GitHub is blocking Google's new third-party cookie tracking alternative, Federated Learning of Cohorts (FLoC), across all of GitHub Pages. Those GitHub Pages served from the github.io domain will now come with a Permissions-Policy: interest-cohort=() header set, although Pages sites with custom domains will not.
- Several big names have also spoken out against the new alternative and implemented similar moves. WordPress is proposing automatically blocking FLoC by default on its websites, dubbing it a security risk. However, WordPress says it may add a setting that will enable admins to control whether FLoC is allowed.

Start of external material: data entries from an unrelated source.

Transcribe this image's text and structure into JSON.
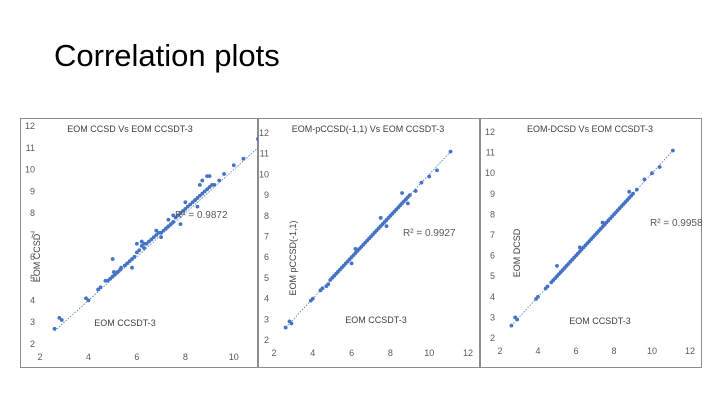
{
  "slide": {
    "title": "Correlation plots"
  },
  "chart_data": [
    {
      "type": "scatter",
      "title": "EOM CCSD Vs EOM CCSDT-3",
      "xlabel": "EOM CCSDT-3",
      "ylabel": "EOM CCSD",
      "r2": "R² = 0.9872",
      "xlim": [
        2,
        11
      ],
      "ylim": [
        2,
        12
      ],
      "xticks": [
        "2",
        "4",
        "6",
        "8",
        "10"
      ],
      "yticks": [
        "2",
        "3",
        "4",
        "5",
        "6",
        "7",
        "8",
        "9",
        "10",
        "11",
        "12"
      ],
      "trendline": true,
      "x": [
        2.6,
        2.8,
        2.9,
        3.9,
        4.0,
        4.4,
        4.5,
        4.7,
        4.8,
        4.9,
        5.0,
        5.05,
        5.1,
        5.2,
        5.3,
        5.35,
        5.5,
        5.6,
        5.7,
        5.8,
        5.9,
        6.0,
        6.1,
        6.2,
        6.3,
        6.4,
        6.5,
        6.6,
        6.7,
        6.8,
        6.9,
        7.0,
        7.1,
        7.2,
        7.3,
        7.4,
        7.5,
        7.6,
        7.7,
        7.8,
        7.9,
        8.0,
        8.1,
        8.2,
        8.3,
        8.4,
        8.5,
        8.6,
        8.7,
        8.8,
        8.9,
        9.0,
        9.2,
        9.4,
        9.6,
        10.0,
        10.4,
        11.0,
        5.0,
        5.8,
        6.0,
        6.2,
        6.8,
        7.3,
        7.5,
        8.0,
        8.4,
        8.6,
        8.7,
        8.9,
        9.0,
        9.1,
        6.3,
        7.0,
        7.8,
        8.5
      ],
      "y": [
        2.7,
        3.2,
        3.1,
        4.1,
        4.0,
        4.5,
        4.6,
        4.9,
        4.9,
        5.0,
        5.1,
        5.3,
        5.2,
        5.3,
        5.4,
        5.5,
        5.6,
        5.7,
        5.8,
        5.9,
        6.0,
        6.2,
        6.3,
        6.5,
        6.6,
        6.6,
        6.7,
        6.8,
        6.9,
        7.0,
        7.1,
        7.1,
        7.2,
        7.3,
        7.4,
        7.5,
        7.6,
        7.8,
        7.9,
        8.0,
        8.1,
        8.2,
        8.3,
        8.4,
        8.5,
        8.6,
        8.7,
        8.8,
        8.9,
        9.0,
        9.1,
        9.2,
        9.3,
        9.5,
        9.8,
        10.2,
        10.5,
        11.4,
        5.9,
        5.5,
        6.6,
        6.7,
        7.2,
        7.7,
        7.9,
        8.5,
        8.6,
        9.3,
        9.5,
        9.7,
        9.7,
        9.3,
        6.4,
        6.9,
        7.5,
        8.3
      ]
    },
    {
      "type": "scatter",
      "title": "EOM-pCCSD(-1,1) Vs EOM CCSDT-3",
      "xlabel": "EOM CCSDT-3",
      "ylabel": "EOM pCCSD(-1,1)",
      "r2": "R² = 0.9927",
      "xlim": [
        2,
        12
      ],
      "ylim": [
        2,
        12
      ],
      "xticks": [
        "2",
        "4",
        "6",
        "8",
        "10",
        "12"
      ],
      "yticks": [
        "2",
        "3",
        "4",
        "5",
        "6",
        "7",
        "8",
        "9",
        "10",
        "11",
        "12"
      ],
      "trendline": true,
      "x": [
        2.6,
        2.8,
        2.9,
        3.9,
        4.0,
        4.4,
        4.5,
        4.7,
        4.8,
        4.9,
        5.0,
        5.1,
        5.2,
        5.3,
        5.4,
        5.5,
        5.6,
        5.7,
        5.8,
        5.9,
        6.0,
        6.1,
        6.2,
        6.3,
        6.4,
        6.5,
        6.6,
        6.7,
        6.8,
        6.9,
        7.0,
        7.1,
        7.2,
        7.3,
        7.4,
        7.5,
        7.6,
        7.7,
        7.8,
        7.9,
        8.0,
        8.1,
        8.2,
        8.3,
        8.4,
        8.5,
        8.6,
        8.7,
        8.8,
        8.9,
        9.0,
        9.3,
        9.6,
        10.0,
        10.4,
        11.1,
        6.0,
        6.2,
        7.5,
        7.8,
        8.6,
        8.9
      ],
      "y": [
        2.6,
        2.9,
        2.8,
        3.9,
        4.0,
        4.4,
        4.5,
        4.6,
        4.7,
        4.9,
        5.0,
        5.1,
        5.2,
        5.3,
        5.4,
        5.5,
        5.6,
        5.7,
        5.8,
        5.9,
        6.0,
        6.1,
        6.2,
        6.3,
        6.4,
        6.5,
        6.6,
        6.7,
        6.8,
        6.9,
        7.0,
        7.1,
        7.2,
        7.3,
        7.4,
        7.5,
        7.6,
        7.7,
        7.8,
        7.9,
        8.0,
        8.1,
        8.2,
        8.3,
        8.4,
        8.5,
        8.6,
        8.7,
        8.8,
        8.9,
        9.0,
        9.2,
        9.6,
        9.9,
        10.2,
        11.1,
        5.7,
        6.4,
        7.9,
        7.5,
        9.1,
        8.6
      ]
    },
    {
      "type": "scatter",
      "title": "EOM-DCSD Vs EOM CCSDT-3",
      "xlabel": "EOM CCSDT-3",
      "ylabel": "EOM DCSD",
      "r2": "R² = 0.9958",
      "xlim": [
        2,
        12
      ],
      "ylim": [
        2,
        12
      ],
      "xticks": [
        "2",
        "4",
        "6",
        "8",
        "10",
        "12"
      ],
      "yticks": [
        "2",
        "3",
        "4",
        "5",
        "6",
        "7",
        "8",
        "9",
        "10",
        "11",
        "12"
      ],
      "trendline": true,
      "x": [
        2.6,
        2.8,
        2.9,
        3.9,
        4.0,
        4.4,
        4.5,
        4.7,
        4.8,
        4.9,
        5.0,
        5.1,
        5.2,
        5.3,
        5.4,
        5.5,
        5.6,
        5.7,
        5.8,
        5.9,
        6.0,
        6.1,
        6.2,
        6.3,
        6.4,
        6.5,
        6.6,
        6.7,
        6.8,
        6.9,
        7.0,
        7.1,
        7.2,
        7.3,
        7.4,
        7.5,
        7.6,
        7.7,
        7.8,
        7.9,
        8.0,
        8.1,
        8.2,
        8.3,
        8.4,
        8.5,
        8.6,
        8.7,
        8.8,
        8.9,
        9.0,
        9.2,
        9.6,
        10.0,
        10.4,
        11.1,
        5.0,
        6.2,
        7.4,
        8.8
      ],
      "y": [
        2.6,
        3.0,
        2.9,
        3.9,
        4.0,
        4.4,
        4.5,
        4.7,
        4.8,
        4.9,
        5.0,
        5.1,
        5.2,
        5.3,
        5.4,
        5.5,
        5.6,
        5.7,
        5.8,
        5.9,
        6.0,
        6.1,
        6.2,
        6.3,
        6.4,
        6.5,
        6.6,
        6.7,
        6.8,
        6.9,
        7.0,
        7.1,
        7.2,
        7.3,
        7.4,
        7.5,
        7.6,
        7.7,
        7.8,
        7.9,
        8.0,
        8.1,
        8.2,
        8.3,
        8.4,
        8.5,
        8.6,
        8.7,
        8.8,
        8.9,
        9.0,
        9.2,
        9.7,
        10.0,
        10.3,
        11.1,
        5.5,
        6.4,
        7.6,
        9.1
      ]
    }
  ]
}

- Firefox, Brave, and Vivaldi have also issued similar moves. According to Vivaldi, FLoC does not protect privacy in the way Google claims, but will instead keep a tab on your browsing history, expose your data, and more. As a result, despite the fact Vivaldi uses the Chromium engine, the browser will not support the FLoC API and plans to disable it.
- One web developer recently published a guide showing others how to opt their site out of Google's FLoC Network. Developer Paramdeo Singh shows you how to ensure your web server doesn't participate in the network by adding a custom HTTP response header to web and proxy server configurations.
- Google's ultimate plan is to end support for all third-party cookies in Chrome and the Chromium browser engine by 2022 as a part of its Privacy Sandbox project. Google first announced last year that Chrome will eventually phase out third-party cookies and will also stop updating its user-agent string.